Outre-Manche
(Texte paru dans le journal du collège en 2020)
S’il y a bien une chose à laquelle une professeure d’Anglais ne peut couper, c’est bien au sempiternel voyage en Angleterre avec une cargaison de 30 ados aux trainers (oui, ça veut dire baskets alors que « basket » veut dire panier, so what?). To go or not to go, that is not the question.
Départ donc au little morning sans little luncher car à 4h30, je ne sais pas vous, mais moi, y’a rien qui passe. Surtout que ça fait 3h30 en Angleterre alors… Alors on engouffre les mômes dans le car et les bagages dans la soute en regrettant de ne pas pouvoir faire l’inverse, et, trop vite, les complaintes commencent :
- Madame, quand est-ce qu’on arrive ?
Alors, je t’explique, là, on n’a même pas démarré, alors on va d’abord prendre le car puis faire une pause pipi/a pee break, reprendre le car, refaire une pause/un re-break, faire monter le car dans un train qui va passer sous la Manche et rester terrés comme des baudroies dans les profondeurs channelliennes en essayant de garder notre self-control/ un under the channel-break like an anglerfish sans nervous breakdown, puis rebelotte et re-have a break et have a Kit-Kat. Alors please give me a break. Voilà. Comment je t’ai cassé !
Un ange passe. Mais très vite :
- Madame, j’ai mal au ventre ! Visage grimaçant, mains jointes et crispées de Melchior sur son belly. Une fois, deux fois, trois fois. A la troisième fois, le Médecin malgré moi appelle les parents pour leur dire que le Malade Imaginaire a besoin de faire pooh-pooh pi dou. Je note dans un coin de ma tête de penser à apporter de la confiture de rhubarbe l’année prochaine pour que ça aille mieux pour tout le monde. To go or not to go, décidément... Métaphore filée.

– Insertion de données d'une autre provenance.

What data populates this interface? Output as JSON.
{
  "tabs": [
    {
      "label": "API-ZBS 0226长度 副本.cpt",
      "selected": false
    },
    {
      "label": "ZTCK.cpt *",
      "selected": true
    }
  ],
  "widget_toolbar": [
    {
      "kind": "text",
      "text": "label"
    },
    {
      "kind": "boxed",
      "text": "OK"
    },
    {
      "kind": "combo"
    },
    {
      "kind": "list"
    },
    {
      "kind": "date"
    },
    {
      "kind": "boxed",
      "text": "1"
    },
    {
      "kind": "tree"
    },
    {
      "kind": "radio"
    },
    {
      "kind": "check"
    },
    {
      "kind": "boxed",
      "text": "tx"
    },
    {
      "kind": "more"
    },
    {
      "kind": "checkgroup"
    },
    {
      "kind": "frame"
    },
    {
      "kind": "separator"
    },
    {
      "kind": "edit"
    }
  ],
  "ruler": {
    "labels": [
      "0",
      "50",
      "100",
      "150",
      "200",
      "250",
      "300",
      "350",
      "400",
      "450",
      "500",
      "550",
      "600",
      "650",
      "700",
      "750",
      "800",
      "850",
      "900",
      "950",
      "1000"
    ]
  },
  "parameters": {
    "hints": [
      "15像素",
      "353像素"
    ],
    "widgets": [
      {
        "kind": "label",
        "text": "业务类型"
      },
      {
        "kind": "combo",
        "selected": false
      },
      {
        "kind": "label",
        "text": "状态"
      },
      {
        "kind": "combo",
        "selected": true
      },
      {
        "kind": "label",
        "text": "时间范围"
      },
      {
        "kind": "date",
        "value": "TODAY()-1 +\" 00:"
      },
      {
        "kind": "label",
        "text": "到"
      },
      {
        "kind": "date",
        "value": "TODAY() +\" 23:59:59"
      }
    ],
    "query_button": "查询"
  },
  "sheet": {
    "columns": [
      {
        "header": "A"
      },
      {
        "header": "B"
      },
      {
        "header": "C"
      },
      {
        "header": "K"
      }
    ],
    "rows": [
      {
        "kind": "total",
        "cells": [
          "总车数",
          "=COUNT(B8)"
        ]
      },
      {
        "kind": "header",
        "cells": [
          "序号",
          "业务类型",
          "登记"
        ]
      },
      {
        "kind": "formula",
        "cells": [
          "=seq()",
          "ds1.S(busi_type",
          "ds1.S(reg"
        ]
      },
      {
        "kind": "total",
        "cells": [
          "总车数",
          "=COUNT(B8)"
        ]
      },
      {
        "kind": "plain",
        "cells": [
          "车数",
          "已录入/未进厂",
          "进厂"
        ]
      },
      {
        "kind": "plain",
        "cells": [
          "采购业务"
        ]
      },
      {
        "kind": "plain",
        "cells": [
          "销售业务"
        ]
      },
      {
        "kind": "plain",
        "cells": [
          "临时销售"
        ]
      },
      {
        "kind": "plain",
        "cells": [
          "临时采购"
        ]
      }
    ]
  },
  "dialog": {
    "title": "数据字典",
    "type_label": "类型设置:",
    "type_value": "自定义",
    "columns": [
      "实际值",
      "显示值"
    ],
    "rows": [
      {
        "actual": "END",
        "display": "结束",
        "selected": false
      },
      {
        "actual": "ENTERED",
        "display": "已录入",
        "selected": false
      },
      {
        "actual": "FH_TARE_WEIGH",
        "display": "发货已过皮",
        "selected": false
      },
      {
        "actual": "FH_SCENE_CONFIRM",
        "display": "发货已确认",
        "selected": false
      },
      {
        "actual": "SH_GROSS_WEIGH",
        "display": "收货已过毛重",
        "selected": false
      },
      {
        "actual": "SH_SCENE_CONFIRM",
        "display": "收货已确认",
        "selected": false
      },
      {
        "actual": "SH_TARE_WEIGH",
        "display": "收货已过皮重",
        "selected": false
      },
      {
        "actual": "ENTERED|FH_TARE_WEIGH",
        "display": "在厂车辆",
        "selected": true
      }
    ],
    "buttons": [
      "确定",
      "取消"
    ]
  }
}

- De toute façon, je ne suis autorisée à rien t’administrer, wait and crève, et d’ailleurs, si j’étais toi, j’attendrais plutôt d’être en Angleterre pour mon latrine duty, parce que s’il y a bien une chose qui est mieux là-bas…
Shortcut et arrivée sur un parking au fin fond du Warwickshire par moins 2 degrés avec un vent à 13km/h et une humidité à 73%. On dispatch les élèves et j’explique aux hébergeants Grands-Bretons que non, ils ne peuvent pas mettre deux élèves par lit, même dans un grand lit, et même des petits garçons, non mais vous avez mangé trop de Marmite ou quoi ? Et que non again, je ne vais pas partager mon lit avec ma collègue et avec le chauffeur non plus pendant qu’on y est, sans être bégueule, non mais vous l’avez sniffée, en fait, la Marmite, ou WHATTTT ??!!!
Première matinée, joie de la douche écossaise qui pisse trois gouttes dans une cornemuse, fun de la chasse d’eau raciste qui ne veut pas chasser les crottes françaises, volupté du croissant décongelé micro-wavé dans un thé noir de Yeurk même s’ils affirment qu’il est de York. Alors pour me donner du baume au cœur, je pense au pique-nique de midi avec mon bun curry-mayo-raisins et mon eau à la pomme qui m’attendent. An apple a day keeps the Doctor away. Ouais… Wait and sick.
Allez, visites sur les traces de Shakespeare, chez sa bourge de mère, chez sa cougar de femme, dans son école sans filles, dans son église de ploucs, dans son théâtre troué, bref dans les chaussures du fils du gantier même qu’à force, on en a plein les bottes. Histoires gores d’une époque charmante pendant laquelle on enterrait les pestiférés vivants, on récupérait l’ammoniaque dans les urines, on vous flagellait à l’école, on ne pouvait pas faire de théâtre si on était une femme, comme quoi c’était pas mieux avant, sauf que ce sera pire après. Macbeth est toujours aussi veule et pleutre, l’autre gourdasse tombe toujours amoureuse de son âne, Hamlet hypnotise son crâne pendant que Juliette se prend la tête en croyant son Montaigu mort, le Maure se morfond, la Mégère s’apprivoise, les gosses font beaucoup de bruit pour rien, bref, le monde entier est un théâtre et chacun joue son rôle du mieux qu’il le peut. Allez. Encore 5 jours. Encore. Toujours. Still. Again. Not yet. Soon. Avant de retourner au pays de Molière. En priant pour qu’il n’y ait pas de Tempête sous le ferry. Parce que les Rois de la pluie, on les aime bien. Mais chez le Roi Soleil, c’est mieux. Alors home sweet home. Comme on dit chez eux. En parlant de chez nous.